How the Type of Cosurfactant Impacts Strongly on the Size and Interfacial Composition in Gemini 12-2-12 RMs Explored by DLS, SLS, and FTIR Techniques

Abstract

The limited amount of information about reverse micelles (RMs) made with gemini surfactants, the effect of the n-alcohols in their interface, and the water-entrapped structure in the polar core motivated us to perform this work. Thus, in the present contribution, we use dynamic light scattering (DLS), static light scattering (SLS), and FT-IR techniques to obtain information on RMs structure created, with the gemini dimethylene-1,2-bis(dodecyldimethylammonium) bromide (G12-2-12) surfactant and compare the results with its monomer: dodecyltrimethylammonium bromide (DTAB).

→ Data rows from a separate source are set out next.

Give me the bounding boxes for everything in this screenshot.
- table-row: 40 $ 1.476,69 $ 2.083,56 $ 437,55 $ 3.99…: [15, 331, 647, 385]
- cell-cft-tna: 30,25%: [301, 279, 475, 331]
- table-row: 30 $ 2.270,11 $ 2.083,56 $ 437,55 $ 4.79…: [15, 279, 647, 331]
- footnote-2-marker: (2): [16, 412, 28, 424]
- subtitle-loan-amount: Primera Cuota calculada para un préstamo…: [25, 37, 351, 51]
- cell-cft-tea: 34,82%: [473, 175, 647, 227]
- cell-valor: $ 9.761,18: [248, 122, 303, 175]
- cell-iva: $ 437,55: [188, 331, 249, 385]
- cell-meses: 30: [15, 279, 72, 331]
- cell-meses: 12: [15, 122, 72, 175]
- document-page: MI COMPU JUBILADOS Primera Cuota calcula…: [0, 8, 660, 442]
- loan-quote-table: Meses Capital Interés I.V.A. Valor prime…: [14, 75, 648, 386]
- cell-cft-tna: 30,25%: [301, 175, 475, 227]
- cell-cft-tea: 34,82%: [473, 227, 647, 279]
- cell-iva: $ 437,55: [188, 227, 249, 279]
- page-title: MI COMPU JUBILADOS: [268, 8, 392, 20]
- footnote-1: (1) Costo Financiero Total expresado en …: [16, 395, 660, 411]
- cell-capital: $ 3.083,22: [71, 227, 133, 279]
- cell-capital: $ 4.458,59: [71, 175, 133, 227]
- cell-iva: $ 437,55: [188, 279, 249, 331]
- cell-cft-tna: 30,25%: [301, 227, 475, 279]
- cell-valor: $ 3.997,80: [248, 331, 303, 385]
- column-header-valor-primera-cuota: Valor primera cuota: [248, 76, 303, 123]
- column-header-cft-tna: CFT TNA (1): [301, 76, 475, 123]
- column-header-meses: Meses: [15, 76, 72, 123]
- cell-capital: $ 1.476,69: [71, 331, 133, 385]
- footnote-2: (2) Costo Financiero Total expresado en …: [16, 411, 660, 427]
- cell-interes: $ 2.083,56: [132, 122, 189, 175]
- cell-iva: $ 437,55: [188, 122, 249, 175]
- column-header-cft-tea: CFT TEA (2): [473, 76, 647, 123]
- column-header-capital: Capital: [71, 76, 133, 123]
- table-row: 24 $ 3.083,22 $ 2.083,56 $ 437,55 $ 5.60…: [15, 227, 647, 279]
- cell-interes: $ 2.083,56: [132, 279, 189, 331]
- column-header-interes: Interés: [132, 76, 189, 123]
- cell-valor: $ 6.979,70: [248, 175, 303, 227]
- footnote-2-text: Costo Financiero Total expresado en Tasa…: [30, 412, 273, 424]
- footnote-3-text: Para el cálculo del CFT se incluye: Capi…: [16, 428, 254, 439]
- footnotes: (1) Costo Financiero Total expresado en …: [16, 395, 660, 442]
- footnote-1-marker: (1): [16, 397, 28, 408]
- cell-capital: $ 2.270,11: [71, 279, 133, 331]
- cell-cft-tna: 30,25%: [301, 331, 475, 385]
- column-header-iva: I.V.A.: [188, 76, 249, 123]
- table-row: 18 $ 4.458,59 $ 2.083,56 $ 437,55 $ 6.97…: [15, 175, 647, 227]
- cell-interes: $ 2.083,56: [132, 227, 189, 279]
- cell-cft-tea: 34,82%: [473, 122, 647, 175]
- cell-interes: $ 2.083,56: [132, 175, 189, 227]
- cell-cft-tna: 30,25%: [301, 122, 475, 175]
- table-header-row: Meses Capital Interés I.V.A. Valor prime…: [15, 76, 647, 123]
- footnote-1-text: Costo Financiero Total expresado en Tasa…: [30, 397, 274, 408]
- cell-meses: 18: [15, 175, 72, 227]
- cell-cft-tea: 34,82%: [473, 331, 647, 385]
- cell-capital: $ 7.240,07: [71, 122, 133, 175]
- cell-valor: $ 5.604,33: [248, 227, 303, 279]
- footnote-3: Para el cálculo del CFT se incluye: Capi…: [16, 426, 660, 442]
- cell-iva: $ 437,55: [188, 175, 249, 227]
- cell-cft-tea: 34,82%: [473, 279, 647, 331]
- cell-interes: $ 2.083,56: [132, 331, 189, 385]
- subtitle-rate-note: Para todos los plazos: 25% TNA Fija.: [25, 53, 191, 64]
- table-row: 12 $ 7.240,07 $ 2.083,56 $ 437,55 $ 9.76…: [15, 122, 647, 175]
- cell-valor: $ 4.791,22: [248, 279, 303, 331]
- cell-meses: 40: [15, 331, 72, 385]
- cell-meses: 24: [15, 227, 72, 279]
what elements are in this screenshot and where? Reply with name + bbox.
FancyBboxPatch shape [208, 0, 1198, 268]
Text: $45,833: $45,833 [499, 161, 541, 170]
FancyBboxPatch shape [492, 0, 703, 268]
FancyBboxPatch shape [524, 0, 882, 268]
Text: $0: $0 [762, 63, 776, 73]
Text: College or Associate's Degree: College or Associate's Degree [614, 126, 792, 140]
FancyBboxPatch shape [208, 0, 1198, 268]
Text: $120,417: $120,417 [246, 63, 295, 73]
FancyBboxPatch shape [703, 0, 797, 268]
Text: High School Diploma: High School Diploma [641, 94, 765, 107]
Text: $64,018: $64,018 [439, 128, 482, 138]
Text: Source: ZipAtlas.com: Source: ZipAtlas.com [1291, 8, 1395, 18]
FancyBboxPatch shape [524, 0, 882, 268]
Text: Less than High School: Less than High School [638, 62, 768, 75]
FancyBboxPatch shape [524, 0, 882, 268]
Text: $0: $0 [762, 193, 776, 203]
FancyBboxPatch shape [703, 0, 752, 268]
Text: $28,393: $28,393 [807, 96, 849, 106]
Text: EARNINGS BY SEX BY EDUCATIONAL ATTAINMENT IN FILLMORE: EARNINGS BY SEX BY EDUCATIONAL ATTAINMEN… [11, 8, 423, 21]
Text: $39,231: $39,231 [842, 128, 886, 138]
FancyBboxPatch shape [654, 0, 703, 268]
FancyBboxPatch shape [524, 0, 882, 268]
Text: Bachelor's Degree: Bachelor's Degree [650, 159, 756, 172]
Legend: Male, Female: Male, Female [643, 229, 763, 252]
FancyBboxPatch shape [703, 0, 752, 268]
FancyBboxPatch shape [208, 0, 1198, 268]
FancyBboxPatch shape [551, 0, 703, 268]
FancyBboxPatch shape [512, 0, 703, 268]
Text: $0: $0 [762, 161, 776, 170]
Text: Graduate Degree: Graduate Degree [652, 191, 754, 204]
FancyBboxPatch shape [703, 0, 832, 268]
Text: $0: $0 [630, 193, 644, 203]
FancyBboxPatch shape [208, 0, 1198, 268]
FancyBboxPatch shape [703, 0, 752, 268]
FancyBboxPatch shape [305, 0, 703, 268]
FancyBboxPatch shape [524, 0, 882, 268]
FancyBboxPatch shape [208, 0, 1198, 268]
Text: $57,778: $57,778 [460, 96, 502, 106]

In this way, the size of the aggregates formed in different nonpolar organic solvents, the effect of the chain length of n-alcohols used as cosurfactants, and the water-entrapped structure were explored. The data show that the structure of the cosurfactant needed to stabilize the RMs plays a fundamental role, affecting the size and behavior of the aggregates. In contrast to what happens with the RMs formed with the monomer DTAB, water entrapped inside G12-2-12 RMs displays different interaction with the interface depending on the hydrocarbon chain length of the n-alcohol used as cosurfactant. Thus, n-pentanol and n-octanol molecules are located in different regions in the RMs interfaces formed with the gemini surfactant. n-Octanol locates at the RMs interface among the surfactant hydrocarbon tails increasing the water-surfactant polar headgroup interaction. On the other hand, n-pentanol locates at the RMs interface near the polar core, limiting the interaction of water with the micellar inner interface and favoring the water-water interaction in the polar core.